Limit on $L^{\infty}$ space

Question

Suppose that $u_k\to u$ in $L^{\infty}(\mathbb{R}^n)$, and $u_k\geq 0$ for all $k\in \mathbb{N}$ How can I prove that $u\geq 0$ using the $L^{\infty}$ norm? Any help will be appreciated.

Answer 1

If the set such that $u<0$ has zero measure, then $u$ is equal (in $L^{\infty}(\mathbb{R}^{n}),$ since we identify functions that are a.e. equal) to a version which is nonnegative.

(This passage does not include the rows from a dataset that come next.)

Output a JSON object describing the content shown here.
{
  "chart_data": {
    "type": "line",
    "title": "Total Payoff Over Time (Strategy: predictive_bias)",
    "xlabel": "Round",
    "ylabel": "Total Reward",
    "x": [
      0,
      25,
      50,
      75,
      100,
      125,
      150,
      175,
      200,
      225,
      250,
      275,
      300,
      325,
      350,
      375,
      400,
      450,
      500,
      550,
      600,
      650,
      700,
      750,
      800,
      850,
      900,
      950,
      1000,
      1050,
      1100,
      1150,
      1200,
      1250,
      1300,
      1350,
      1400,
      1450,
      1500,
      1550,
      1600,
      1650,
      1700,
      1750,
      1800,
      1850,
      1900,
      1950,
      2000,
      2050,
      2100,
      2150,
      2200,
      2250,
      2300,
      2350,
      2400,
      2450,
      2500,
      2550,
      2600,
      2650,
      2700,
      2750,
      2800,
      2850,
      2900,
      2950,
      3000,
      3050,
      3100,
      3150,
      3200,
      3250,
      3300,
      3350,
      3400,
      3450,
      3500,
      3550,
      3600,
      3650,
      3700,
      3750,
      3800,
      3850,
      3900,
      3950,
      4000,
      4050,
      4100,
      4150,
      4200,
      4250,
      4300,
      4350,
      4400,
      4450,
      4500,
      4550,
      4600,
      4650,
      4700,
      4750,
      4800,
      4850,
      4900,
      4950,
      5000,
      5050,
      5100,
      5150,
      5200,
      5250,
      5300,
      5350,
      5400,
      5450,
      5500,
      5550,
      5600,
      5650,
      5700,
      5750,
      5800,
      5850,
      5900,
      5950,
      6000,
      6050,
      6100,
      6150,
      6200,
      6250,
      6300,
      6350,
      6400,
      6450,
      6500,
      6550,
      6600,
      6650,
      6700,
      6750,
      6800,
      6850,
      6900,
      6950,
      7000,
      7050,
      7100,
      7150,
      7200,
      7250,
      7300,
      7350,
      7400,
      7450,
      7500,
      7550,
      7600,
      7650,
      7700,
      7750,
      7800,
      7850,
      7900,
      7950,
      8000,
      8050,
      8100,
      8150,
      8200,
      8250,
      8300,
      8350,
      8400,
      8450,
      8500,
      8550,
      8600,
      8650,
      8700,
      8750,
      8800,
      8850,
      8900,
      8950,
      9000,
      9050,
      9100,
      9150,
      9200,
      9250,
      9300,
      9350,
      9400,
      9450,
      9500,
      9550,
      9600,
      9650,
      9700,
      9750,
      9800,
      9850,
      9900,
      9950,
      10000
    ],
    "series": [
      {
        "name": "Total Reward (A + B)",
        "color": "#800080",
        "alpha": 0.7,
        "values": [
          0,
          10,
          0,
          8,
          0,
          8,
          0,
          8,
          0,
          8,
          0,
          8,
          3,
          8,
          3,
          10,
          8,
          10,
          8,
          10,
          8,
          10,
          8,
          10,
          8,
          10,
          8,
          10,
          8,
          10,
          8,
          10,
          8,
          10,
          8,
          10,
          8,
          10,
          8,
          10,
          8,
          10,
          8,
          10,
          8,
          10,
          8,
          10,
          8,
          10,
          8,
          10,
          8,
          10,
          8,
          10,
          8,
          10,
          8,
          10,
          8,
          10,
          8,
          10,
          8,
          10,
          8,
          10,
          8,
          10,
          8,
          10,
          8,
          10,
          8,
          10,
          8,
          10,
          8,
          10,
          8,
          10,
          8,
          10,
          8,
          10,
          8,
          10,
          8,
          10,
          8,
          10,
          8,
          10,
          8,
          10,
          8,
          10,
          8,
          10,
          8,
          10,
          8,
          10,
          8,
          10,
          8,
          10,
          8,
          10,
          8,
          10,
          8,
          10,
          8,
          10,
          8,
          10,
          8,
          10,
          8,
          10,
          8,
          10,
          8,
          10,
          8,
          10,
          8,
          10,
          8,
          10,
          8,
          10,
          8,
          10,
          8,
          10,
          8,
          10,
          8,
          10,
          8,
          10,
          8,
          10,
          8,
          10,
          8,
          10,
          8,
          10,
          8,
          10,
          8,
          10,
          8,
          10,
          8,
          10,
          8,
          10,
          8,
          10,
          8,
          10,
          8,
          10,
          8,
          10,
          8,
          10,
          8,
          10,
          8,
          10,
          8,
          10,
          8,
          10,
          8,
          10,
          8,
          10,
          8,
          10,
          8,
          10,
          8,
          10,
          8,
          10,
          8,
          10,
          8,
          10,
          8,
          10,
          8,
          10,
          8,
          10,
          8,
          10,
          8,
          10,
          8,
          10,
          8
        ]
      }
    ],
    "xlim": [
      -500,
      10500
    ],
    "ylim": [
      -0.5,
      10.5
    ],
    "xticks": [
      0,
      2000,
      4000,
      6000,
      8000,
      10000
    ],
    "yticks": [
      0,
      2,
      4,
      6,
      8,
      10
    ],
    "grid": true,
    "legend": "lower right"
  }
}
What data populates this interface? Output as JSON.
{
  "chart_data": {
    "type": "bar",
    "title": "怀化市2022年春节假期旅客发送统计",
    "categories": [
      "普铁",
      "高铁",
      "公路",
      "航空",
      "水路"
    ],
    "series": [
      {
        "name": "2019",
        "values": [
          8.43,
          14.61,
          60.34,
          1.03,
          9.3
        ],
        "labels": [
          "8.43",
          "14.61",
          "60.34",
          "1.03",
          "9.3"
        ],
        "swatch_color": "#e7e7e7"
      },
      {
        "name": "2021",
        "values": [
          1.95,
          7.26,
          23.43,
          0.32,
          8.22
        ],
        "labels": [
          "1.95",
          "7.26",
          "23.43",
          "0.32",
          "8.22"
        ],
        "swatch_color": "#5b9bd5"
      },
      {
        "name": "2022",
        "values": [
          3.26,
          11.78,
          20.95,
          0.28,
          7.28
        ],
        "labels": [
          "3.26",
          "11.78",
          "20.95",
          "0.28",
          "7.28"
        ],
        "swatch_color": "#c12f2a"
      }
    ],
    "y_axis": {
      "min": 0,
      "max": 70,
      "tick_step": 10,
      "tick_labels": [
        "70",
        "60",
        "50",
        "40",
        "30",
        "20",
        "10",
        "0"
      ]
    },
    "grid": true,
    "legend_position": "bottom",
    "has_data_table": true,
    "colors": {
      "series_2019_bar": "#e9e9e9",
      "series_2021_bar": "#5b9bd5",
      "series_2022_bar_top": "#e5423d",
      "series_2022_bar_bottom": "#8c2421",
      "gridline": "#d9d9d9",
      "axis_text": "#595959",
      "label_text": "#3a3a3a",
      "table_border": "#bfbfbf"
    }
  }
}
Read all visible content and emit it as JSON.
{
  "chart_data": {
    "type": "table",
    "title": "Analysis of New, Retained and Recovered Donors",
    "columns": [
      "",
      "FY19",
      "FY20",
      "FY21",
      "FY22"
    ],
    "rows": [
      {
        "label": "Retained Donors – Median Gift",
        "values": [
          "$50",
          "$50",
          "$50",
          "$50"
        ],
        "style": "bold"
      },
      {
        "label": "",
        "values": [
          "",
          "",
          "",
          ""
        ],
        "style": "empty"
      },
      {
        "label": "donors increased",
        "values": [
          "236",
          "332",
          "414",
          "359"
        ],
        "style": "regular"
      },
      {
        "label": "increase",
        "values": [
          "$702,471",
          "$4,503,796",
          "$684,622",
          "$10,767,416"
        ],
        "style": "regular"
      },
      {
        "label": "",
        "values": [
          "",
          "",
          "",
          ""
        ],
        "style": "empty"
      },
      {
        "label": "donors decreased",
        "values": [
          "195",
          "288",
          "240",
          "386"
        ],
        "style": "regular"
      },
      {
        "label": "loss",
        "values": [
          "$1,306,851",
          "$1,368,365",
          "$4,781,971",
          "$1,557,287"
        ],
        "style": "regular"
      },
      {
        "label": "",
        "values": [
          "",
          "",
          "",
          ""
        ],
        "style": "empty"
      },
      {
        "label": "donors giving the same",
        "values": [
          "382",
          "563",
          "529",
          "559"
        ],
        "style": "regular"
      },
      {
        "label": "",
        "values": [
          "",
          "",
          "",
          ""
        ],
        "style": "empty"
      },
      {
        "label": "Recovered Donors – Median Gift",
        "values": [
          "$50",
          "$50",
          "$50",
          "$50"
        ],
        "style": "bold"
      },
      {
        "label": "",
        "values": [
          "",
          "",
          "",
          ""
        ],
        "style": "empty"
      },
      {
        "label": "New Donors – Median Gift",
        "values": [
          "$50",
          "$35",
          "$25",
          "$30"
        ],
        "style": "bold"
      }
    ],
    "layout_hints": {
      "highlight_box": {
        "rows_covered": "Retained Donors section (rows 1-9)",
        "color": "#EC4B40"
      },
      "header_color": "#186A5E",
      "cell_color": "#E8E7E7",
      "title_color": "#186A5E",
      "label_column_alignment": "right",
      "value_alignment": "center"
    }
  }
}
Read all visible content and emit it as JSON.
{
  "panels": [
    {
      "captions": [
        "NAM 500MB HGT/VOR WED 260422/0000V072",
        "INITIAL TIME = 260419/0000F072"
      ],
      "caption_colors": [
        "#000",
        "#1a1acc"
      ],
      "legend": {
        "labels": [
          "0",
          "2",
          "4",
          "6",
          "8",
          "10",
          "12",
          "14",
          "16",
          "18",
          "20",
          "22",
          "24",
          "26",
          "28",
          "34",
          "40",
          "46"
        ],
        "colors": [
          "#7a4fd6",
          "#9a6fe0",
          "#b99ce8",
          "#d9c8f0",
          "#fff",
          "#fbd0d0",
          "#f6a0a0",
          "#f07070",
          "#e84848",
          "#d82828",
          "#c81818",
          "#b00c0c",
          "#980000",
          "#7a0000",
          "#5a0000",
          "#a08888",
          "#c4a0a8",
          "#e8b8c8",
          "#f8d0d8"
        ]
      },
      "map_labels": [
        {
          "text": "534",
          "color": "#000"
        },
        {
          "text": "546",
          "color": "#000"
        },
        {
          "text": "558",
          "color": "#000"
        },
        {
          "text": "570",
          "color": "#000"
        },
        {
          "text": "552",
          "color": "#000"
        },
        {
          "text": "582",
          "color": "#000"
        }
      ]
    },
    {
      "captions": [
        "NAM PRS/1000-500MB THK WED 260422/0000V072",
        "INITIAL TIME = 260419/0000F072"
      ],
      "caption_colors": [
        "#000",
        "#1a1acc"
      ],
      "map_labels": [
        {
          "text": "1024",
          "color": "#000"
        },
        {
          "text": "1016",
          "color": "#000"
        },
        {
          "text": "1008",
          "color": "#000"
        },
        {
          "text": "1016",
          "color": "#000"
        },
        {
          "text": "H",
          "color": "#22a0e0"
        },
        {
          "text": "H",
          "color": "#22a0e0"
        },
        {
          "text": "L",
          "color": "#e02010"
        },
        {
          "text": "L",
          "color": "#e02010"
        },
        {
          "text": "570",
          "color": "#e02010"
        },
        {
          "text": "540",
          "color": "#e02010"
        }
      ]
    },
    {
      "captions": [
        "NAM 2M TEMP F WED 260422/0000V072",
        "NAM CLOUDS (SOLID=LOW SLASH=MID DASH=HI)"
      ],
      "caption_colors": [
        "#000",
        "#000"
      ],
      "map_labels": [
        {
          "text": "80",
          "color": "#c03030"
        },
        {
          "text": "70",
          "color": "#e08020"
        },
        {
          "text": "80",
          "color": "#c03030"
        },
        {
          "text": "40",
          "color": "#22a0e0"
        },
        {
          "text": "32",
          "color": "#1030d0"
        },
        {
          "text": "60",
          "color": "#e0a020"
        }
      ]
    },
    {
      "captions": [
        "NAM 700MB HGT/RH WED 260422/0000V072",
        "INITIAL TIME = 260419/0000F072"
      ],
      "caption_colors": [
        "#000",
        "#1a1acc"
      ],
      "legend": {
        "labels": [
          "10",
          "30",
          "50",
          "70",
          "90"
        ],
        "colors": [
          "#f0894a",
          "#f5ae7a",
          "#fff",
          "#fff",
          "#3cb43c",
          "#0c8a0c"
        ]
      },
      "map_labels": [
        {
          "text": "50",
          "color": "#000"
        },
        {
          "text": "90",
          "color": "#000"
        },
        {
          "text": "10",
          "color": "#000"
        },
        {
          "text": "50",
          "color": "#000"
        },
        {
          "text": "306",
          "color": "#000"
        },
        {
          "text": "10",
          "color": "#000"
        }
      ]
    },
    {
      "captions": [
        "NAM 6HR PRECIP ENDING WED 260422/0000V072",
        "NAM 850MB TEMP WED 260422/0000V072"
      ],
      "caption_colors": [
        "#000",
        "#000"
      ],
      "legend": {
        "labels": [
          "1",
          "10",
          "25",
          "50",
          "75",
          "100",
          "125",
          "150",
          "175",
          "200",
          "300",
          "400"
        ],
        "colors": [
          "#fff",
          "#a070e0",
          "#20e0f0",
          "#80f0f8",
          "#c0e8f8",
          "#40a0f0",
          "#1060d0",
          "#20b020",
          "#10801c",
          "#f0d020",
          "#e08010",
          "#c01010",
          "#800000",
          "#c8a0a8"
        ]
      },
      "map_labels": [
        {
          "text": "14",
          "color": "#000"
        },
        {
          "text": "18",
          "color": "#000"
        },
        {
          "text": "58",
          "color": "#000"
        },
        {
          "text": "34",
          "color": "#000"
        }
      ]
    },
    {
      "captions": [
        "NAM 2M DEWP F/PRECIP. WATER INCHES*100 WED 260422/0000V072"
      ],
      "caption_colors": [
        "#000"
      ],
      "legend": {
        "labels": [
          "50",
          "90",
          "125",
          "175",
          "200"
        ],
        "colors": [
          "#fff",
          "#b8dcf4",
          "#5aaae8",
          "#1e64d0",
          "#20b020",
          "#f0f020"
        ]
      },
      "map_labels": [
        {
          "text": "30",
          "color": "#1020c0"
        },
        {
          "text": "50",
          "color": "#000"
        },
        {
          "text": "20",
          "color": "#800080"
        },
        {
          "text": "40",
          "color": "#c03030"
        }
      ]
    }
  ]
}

Otherwise, the set $u<0$ has positive measure, and since $\{u<0\}=\bigcup_{n\geq1}\{u<-1/n\},$ and $\lim_{n\rightarrow\infty}\lambda(\{u<-1/n\})\rightarrow\lambda(\{u<0\})>0,$ there is some positive $n$ such that $\lambda(\{u<-1/n\})>0.$ But on this set, $\sup_{x\in\{u<-1/n\}}|u_{n}(x)-u(x)|>1/n,$ so $\mathrm{ess}\sup_{x\in\mathbb{R}^{n}}|u_{n}(x)-u(x)|>1/n$ and thus $u_{n}\not\rightarrow u$ in $L^{\infty}(\mathbb{R}^{n}),$ which is a contradiction.